Se o documentário Will & Harper se chamasse Hareer & Will, tenho certeza que o filme seria bem diferente e não tão condescendente como eu achei que fosse.
Will & Harper é uma bela de uma ideia: “o grande astro de Hollywood” Will Ferrell (como eles repetem ad infinitum no filme meio passivo agressivo), convida sua amiga de 27 anos Harper Steele para fazerem uma viagem de carro pelos EUA para aproximá-los um pouco.
A explicação é que Harper é uma mulher trans, que se transicionou há pouco tempo, e antes era roteirista muito próxima de Will Ferrell, em Saturday Night Live.
Antes de sua transição, Steele gostava de ir a botecos lixo, bar de caminhoneiros e de motoqueiros, gostava de atravessar o país dirigindo caminhões, frequentar lugares bem longe do star system que poderia frequentar se quisesse.
Hoje seus amigos e familiares entendem o porquê.
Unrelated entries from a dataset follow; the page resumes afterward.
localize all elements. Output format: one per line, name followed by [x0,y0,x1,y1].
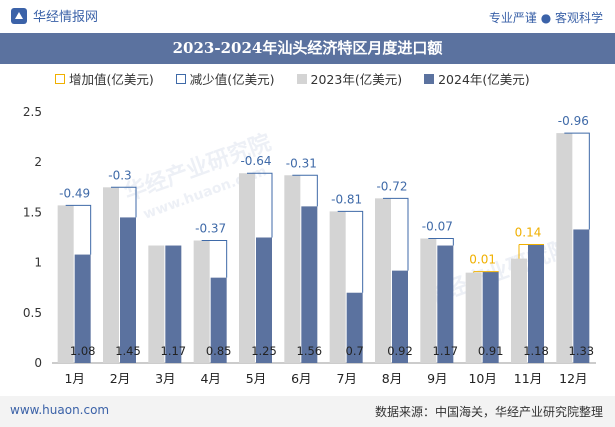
bar-2023 [148,245,165,363]
y-tick-label: 0.5 [23,306,42,320]
tagline: 专业严谨 ● 客观科学 [488,11,603,25]
value-label-2024: 1.17 [433,344,459,358]
y-tick-label: 2.5 [23,105,42,119]
value-label-2024: 1.33 [569,344,595,358]
legend-2023-label: 2023年(亿美元) [310,72,403,87]
change-label: -0.72 [376,179,407,193]
x-tick-label: 7月 [336,371,356,386]
change-label: -0.81 [331,192,362,206]
bar-2024 [392,270,408,363]
bar-2023 [375,198,391,363]
legend-item-increase[interactable]: 增加值(亿美元) [55,69,154,88]
x-tick-label: 1月 [64,371,84,386]
chart-title: 2023-2024年汕头经济特区月度进口额 [172,39,443,57]
y-tick-label: 1 [34,256,42,270]
value-label-2024: 0.92 [387,344,413,358]
bar-2024 [301,206,318,363]
bar-2023 [239,173,255,363]
top-bar: 华经情报网 专业严谨 ● 客观科学 [0,0,615,33]
value-label-2024: 1.56 [297,344,323,358]
legend-2023-swatch [296,73,307,84]
change-bracket [564,132,590,230]
legend-decrease-label: 减少值(亿美元) [189,72,275,87]
x-tick-label: 6月 [291,371,311,386]
change-bracket [247,172,273,238]
value-label-2024: 0.7 [346,344,364,358]
bar-2024 [346,292,363,363]
footer-source: 数据来源：中国海关，华经产业研究院整理 [374,405,603,419]
x-tick-label: 12月 [559,371,587,386]
change-bracket [65,204,92,255]
value-label-2024: 1.17 [161,344,187,358]
bar-2024 [165,245,182,363]
change-label: 0.01 [469,253,496,267]
bar-2024 [210,277,227,363]
bar-2023 [420,238,437,363]
bar-2024 [482,271,499,363]
brand-logo-icon [11,7,27,24]
legend-increase-label: 增加值(亿美元) [69,72,154,87]
bar-2024 [528,244,544,363]
x-tick-label: 8月 [382,371,402,386]
change-bracket [383,197,409,271]
value-label-2024: 1.25 [251,344,277,358]
value-label-2024: 0.85 [206,344,232,358]
bar-2024 [573,229,590,363]
bar-2024 [120,217,136,363]
legend-item-2023[interactable]: 2023年(亿美元) [296,69,403,88]
bar-2023 [556,133,573,363]
legend-item-decrease[interactable]: 减少值(亿美元) [175,69,275,88]
change-label: -0.31 [286,156,317,170]
change-label: -0.49 [59,186,90,200]
change-label: -0.64 [240,154,271,168]
legend-item-2024[interactable]: 2024年(亿美元) [424,69,530,88]
change-bracket [428,238,454,246]
bar-2023 [465,272,482,363]
value-label-2024: 1.45 [115,344,141,358]
footer-site-link[interactable]: www.huaon.com [10,403,110,417]
x-tick-label: 11月 [514,371,542,386]
bar-2023 [329,211,346,363]
x-tick-label: 9月 [427,371,447,386]
value-label-2024: 0.91 [478,344,504,358]
brand-name: 华经情报网 [33,10,99,25]
y-tick-label: 1.5 [23,205,42,219]
x-tick-label: 3月 [155,371,175,386]
x-tick-label: 2月 [110,371,130,386]
bar-2024 [437,245,454,363]
y-tick-label: 2 [34,155,42,169]
footer-bar: www.huaon.com 数据来源：中国海关，华经产业研究院整理 [0,396,615,427]
legend-2024-label: 2024年(亿美元) [438,72,530,87]
bar-2023 [103,187,119,363]
value-label-2024: 1.08 [70,344,96,358]
change-bracket [111,186,137,218]
change-label: -0.07 [422,220,453,234]
bar-2023 [57,205,74,363]
legend-increase-swatch [55,73,65,84]
change-bracket [201,240,228,278]
change-label: 0.14 [515,226,542,240]
change-label: -0.37 [195,222,226,236]
x-tick-label: 10月 [468,371,496,386]
x-tick-label: 4月 [200,371,220,386]
chart-title-bar: 2023-2024年汕头经济特区月度进口额 [0,33,615,64]
legend-2024-swatch [424,73,435,84]
change-label: -0.96 [558,114,589,128]
chart-plot: 0 0.5 1 1.5 2 2.5 -0.49 1.08 1月 -0.3 1.45 2月 1.17 3月 -… [23,105,596,386]
value-label-2024: 1.18 [523,344,549,358]
bar-2023 [511,258,527,363]
chart-legend: 增加值(亿美元) 减少值(亿美元) 2023年(亿美元) 2024年(亿美元) [55,69,552,88]
bar-2023 [284,175,301,363]
y-tick-label: 0 [34,356,42,370]
x-tick-label: 5月 [246,371,266,386]
change-bracket [292,174,318,207]
change-label: -0.3 [108,168,131,182]
bar-2023 [193,240,210,363]
bar-2024 [256,237,272,363]
bar-2024 [74,254,91,363]
brand[interactable]: 华经情报网 [10,6,98,25]
legend-decrease-swatch [175,73,186,84]
change-bracket [337,210,364,293]
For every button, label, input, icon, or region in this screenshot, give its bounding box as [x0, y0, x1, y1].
Steele é uma mulher trans, que se incomodava com tudo a sua volta porque viveu no armário até seus 50 e tantos anos de idade.
Ferrell tem a ideia de tentar frequentar esses mesmos lugares com Harper, agora uma mulher trans, lugares que são absolutamente transfóbicos, principalmente nos EUA pós Trump. E lá vão os dois.
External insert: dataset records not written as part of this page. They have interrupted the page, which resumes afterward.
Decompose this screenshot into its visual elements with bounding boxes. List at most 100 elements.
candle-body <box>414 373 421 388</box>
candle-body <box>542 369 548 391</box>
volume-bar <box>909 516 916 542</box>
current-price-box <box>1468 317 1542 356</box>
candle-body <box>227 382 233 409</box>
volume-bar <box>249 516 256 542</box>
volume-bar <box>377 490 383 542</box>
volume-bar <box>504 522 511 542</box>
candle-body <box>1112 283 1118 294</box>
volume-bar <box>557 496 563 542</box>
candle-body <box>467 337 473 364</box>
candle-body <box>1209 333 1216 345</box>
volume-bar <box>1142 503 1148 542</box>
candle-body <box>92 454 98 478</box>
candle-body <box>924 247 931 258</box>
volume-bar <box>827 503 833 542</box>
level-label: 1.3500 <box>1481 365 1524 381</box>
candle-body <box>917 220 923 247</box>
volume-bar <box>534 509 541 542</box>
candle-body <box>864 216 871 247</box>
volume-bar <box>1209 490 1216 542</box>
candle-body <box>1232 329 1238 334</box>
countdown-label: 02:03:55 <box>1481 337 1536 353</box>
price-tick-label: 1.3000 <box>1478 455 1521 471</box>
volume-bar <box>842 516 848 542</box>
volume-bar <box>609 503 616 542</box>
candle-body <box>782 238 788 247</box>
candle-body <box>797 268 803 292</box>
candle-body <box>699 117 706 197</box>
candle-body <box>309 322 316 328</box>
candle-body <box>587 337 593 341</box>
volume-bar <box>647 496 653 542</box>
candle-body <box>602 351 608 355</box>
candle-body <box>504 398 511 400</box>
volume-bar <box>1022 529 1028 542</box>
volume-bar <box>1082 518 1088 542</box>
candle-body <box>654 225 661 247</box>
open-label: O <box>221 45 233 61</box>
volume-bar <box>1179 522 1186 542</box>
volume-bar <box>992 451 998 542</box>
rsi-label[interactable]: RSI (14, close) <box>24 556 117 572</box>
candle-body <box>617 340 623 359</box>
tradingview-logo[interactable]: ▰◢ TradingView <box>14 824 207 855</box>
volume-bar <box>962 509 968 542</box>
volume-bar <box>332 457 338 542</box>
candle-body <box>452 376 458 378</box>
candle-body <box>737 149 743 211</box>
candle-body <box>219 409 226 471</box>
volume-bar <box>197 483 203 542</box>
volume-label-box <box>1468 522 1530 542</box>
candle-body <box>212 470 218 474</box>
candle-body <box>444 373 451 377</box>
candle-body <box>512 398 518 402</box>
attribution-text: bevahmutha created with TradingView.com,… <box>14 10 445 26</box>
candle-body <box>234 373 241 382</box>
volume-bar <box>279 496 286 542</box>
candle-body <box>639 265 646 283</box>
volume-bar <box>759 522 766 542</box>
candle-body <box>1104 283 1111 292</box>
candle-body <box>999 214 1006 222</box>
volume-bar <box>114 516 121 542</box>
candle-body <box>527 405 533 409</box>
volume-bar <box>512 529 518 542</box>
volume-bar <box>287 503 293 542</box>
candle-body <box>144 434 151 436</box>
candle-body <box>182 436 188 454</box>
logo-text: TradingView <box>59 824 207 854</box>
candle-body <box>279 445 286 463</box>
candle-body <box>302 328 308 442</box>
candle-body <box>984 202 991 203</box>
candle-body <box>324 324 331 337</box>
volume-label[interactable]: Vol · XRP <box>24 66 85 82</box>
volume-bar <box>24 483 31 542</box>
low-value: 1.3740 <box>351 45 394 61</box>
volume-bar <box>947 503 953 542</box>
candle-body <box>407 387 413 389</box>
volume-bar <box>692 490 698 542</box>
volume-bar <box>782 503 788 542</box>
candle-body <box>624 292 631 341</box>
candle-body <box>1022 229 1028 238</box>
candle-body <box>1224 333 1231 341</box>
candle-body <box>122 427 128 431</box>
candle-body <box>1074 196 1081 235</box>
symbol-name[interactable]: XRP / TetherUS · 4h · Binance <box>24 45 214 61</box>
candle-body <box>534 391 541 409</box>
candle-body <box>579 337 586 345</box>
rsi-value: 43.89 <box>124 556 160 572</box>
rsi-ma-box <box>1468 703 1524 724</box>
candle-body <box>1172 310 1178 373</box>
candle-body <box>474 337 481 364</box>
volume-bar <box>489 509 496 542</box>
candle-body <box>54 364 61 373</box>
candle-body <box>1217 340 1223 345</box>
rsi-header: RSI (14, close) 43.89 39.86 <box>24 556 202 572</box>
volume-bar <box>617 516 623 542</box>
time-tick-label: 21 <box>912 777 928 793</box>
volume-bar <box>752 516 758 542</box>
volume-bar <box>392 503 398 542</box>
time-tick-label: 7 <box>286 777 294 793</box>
Como no filme da Celine Dion, que não me convenceu por ser roteirizado demais, eu aqui super entendo as intenções todas do filme, mas tudo me parece um grande tentativa frustrada de fazerem piadas onde piadas não existem.
Essa roteirização prévia de documentários a nível de falas mesmo, de entrar nos lugares já com ideias prontas de como chamar a atenção das pessoas, como fica claro na sequência do restaurante onde Will vai de Sherlock Holmes, ou no outro restaurante onde Will vai de empresário da Dolly Parton, as coisas soam falsas demais e as tais intenções pra mim vão por água abaixo.
Não tem como uma mulher trans de 60 anos de idade entrar em um bar de motoqueiros, no meio do nada, cheio de placas trumpistas e sair de lá viva se não fosse com uma equipe de câmera junto.
Tá legal, ela entrou, conversou com um povo, foi tranquilo por causa da equipe de câmera mas quando ela chama o Will Ferrell a coisa muda de figura e todo mundo cerca o astro e trata bem sua amiga… porque é amiga do astro.
Quando eles lêem os tuítes horrorosos e ofensivos de pessoas que estavam em outros lugares onde eles passaram é de cortar o coração.
O astro de Hollywood está viajando com sua amiga trans de 61 anos de idade para mostrar que ela é uma “pessoa normal” mas em um evento tira fotos e conversa com um governador de estado que aprovou leis LGBTQfóbicas radicais.
Em vários momentos do filme Will chora e se desculpa por tê-la feito passar por situações que eles não imaginaram que passariam.
Fora que os papos deles dentro do carro, enquanto estão na estrada, são muito esquemáticos, sempre assim “bom quero te perguntar uma coisa…” ou “ah, não se ofenda, mas quero te perguntar…”, como se ele estivesse que toda hora explicar pro espectador que ele não sabe o que está fazendo ali nessa situação nova.
A gente já entendeu, Will, tudo é diferente, você está aí pra aprender com sua nova amiga, pra entender sua nova amiga e também está porque quis mostrar para o EUA profundo que ela é um mulher, mas não é bem assim que funciona, como vemos no filme.
Will & Harper pareceu mais um desserviço pra mim do que um documentário de amor e amizade. Infelizmente.